TYK2背景介绍
Janus激酶(JAKs)是一种多结构域酪氨酸激酶,可介导细胞因子转导和调节免疫系统。JAK家族4个成员,包括JAK1、JAK2、JAK3和TYK2,参与不同的细胞因子信号通路转导。当细胞因子与受体结合激活JAK信号通路时,作为JAK家族底物的信号传感器和转录激活因子STAT被JAK磷酸化形成二聚体,然后通过核包膜进入细胞核进行转录调控。通路被称为JAK-STAT信号通路,在免疫系统的调控中发挥重要作用。JAK的转导是由一系列IL受体、IFN受体、CSFs和激素介导。例如,IL-2、IL-4、IL-7、IL-9、IL-15和IL-21可以通过其受体激活JAK1/3信号通路,而IL-3、IL-5、GM-CSF和血小板生成素可以激活JAK2信号通路。
图片来自:REGULATION OF JAK–STAT SIGNALLING IN THE IMMUNE SYSTEM.Ke Shuai‡ and Bin Liu
TYK2作为JAK家族的一员,可被IL12、IL-23和1型IFN激活,调节信号转导和免疫系统,这是自身免疫性疾病发生发展的一个重要的机制。它参与许多类型的炎症性和自身免疫性疾病(以下简称:自免疾病)的发展,如银屑病和系统性红斑狼疮(SLE)。由于TYK2的ATP结合位点结构高度同源性,靶向JAK家族蛋白的催化区域是一个主要的挑战。
一、TYK2与自免疾病
在本研究中,作者通过靶向TYK2蛋白的激酶调控域(JH2)开发了一种新的小分子抑制剂(QL-1200186)。作者首先进行TYK2激酶结构域结合检测,应用HTRF技术选择Tb anti-his供体,将BMS-986165标记荧光作为tracer,室温孵育1小时后检测。
JAK1/2/3和TYK2活性检测,应用HTRF技术KinEASE™-TK kits,激酶buffer稀释化合物QL-1200186,进行酶反应(空板中加入底物和ATP)45分钟后用供体Eu和受体SA-XL665进行检测。
QL-1200186与JAK1 JH2结构域结合IC50为9.85nM,与重组TYK2 JH2结构域结合IC50为0.06 nM是JAK1 JH2的164倍。QL-1200186对TYK2 JAK1/2/3 JH1激酶无抑制。

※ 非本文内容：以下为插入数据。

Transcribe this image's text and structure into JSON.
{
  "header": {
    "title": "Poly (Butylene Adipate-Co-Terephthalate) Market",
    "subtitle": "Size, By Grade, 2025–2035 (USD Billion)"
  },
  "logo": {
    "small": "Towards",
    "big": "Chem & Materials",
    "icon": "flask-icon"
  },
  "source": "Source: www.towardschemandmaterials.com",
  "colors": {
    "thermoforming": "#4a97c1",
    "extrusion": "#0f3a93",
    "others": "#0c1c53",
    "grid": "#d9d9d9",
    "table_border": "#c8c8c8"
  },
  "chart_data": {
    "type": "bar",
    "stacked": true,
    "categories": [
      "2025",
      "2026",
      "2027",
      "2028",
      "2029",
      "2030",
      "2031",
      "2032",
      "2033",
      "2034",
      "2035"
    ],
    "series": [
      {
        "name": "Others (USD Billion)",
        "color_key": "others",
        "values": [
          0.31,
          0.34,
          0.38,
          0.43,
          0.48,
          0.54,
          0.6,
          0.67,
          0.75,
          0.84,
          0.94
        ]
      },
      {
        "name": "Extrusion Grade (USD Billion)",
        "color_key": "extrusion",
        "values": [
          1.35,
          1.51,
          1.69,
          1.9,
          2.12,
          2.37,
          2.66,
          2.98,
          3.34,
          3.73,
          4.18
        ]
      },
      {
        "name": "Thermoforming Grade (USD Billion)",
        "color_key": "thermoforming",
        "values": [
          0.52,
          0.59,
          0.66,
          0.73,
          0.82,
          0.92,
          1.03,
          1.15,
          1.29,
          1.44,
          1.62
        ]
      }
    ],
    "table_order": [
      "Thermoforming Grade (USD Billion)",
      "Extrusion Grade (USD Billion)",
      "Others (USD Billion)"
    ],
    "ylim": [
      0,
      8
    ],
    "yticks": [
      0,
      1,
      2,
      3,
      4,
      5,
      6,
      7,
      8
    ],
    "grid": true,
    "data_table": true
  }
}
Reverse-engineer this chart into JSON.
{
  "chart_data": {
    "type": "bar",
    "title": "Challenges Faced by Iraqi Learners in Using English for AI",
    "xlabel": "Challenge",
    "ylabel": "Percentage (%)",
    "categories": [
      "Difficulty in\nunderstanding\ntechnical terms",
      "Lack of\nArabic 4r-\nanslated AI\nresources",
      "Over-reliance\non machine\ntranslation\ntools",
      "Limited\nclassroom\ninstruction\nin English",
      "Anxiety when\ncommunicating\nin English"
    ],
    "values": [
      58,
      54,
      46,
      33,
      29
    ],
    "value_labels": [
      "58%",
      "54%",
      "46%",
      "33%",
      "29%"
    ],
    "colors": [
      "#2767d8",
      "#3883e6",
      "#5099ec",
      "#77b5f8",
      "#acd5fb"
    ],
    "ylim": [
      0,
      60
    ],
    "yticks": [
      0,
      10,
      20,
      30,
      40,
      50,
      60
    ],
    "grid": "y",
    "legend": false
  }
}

图:C The binding of QL-1200186 to JH2 of TYK2 and JAK1. D The efects of QL-1200186 on JAK1/2/3 and TYK2 JH1 kinase activities determined by HTRF. Tabel 1A: Biochemical binding and cellular potency of TYK2 inhibitors
TYK2可通过I型IFN受体、IL-12受体和IL-23受体介导信号转导。因此,为了进一步验证QL-1200186在TYK2介导的信号通路中的功能,作者检测QL-1200186活性采用报告基因方法使用IFNα刺激HEK-Blue™ IFN-α/β细胞6小时,可激活JAK/STAT/ISGF3通路。
在细胞系、人外周血细胞和人全血中检测QL-1200186对IFNα、IL-12和IL-23信号通路的抑制作用。用IFNα刺激PBMC,GM-CSF刺激U937细胞,IL-2刺激PBMC和全血,使用流式细胞术检测STAT5磷酸化水平。IL-23刺激Th17细胞,使用流式细胞术检测STAT3磷酸化水平。
IFNγ因子释放检测,用IL-12刺激NK-92细胞,IL-18刺激全血细胞,使用ELISA方法检测IFNγ释放量。
QL-1200186在JAK2/JAK2依赖的GM-CSF刺激的STAT5磷酸化实验中表现良好,IC50>10µM。在JAK1/JAK3依赖的IL-2刺激的磷酸化也得到相同验证结果。
图:G GM-CSF-induced pSTAT5 production in U937 cells detected by FACS. H IL-2-induced
pSTAT5 levels in human PBMCs detected by FACS
QL-1200186在JAK/STAT/ISGF3通路和IFNα刺激的CD3+T细胞中pSTAT5水平均呈现剂量依赖性抑制效果。IL-23诱导的人T17细胞中STAT3磷酸化同样呈现以剂量依赖性抑制。同样QL-1200186能够促进IL-12诱导的NK92细胞的IFNγ的产生。数据表明,与JAK1/2/3信号通路抑制相比,对介导的TYK2抑制效果特异性高。
图 :QL-1200186 抑制TYK2信号通路. A QL-1200186 对JAK/STAT/ISGF3的影响. B IFNα 刺激人PBMCs对磷酸化STAT5影响. C IL-23刺激Th17细胞pSTAT3水平影响. D QL-1200186促进NK92细胞IFNγ产生。
Jurkat细胞中的TYK2的活性检测,细胞与QL-1200186、BMS-986165或NDI-034858共培养1h,然后用人IFNα(1000 U/mL)刺激15min。通过Western Blot方法检测Jurkat细胞中TYK2 Tyr1054和Tyr1055的磷酸化以确定QL-1200186对TYK2受体介导的激活的抑制作用。结果显示,QL-1200186对pTYK2有明显抑制作用。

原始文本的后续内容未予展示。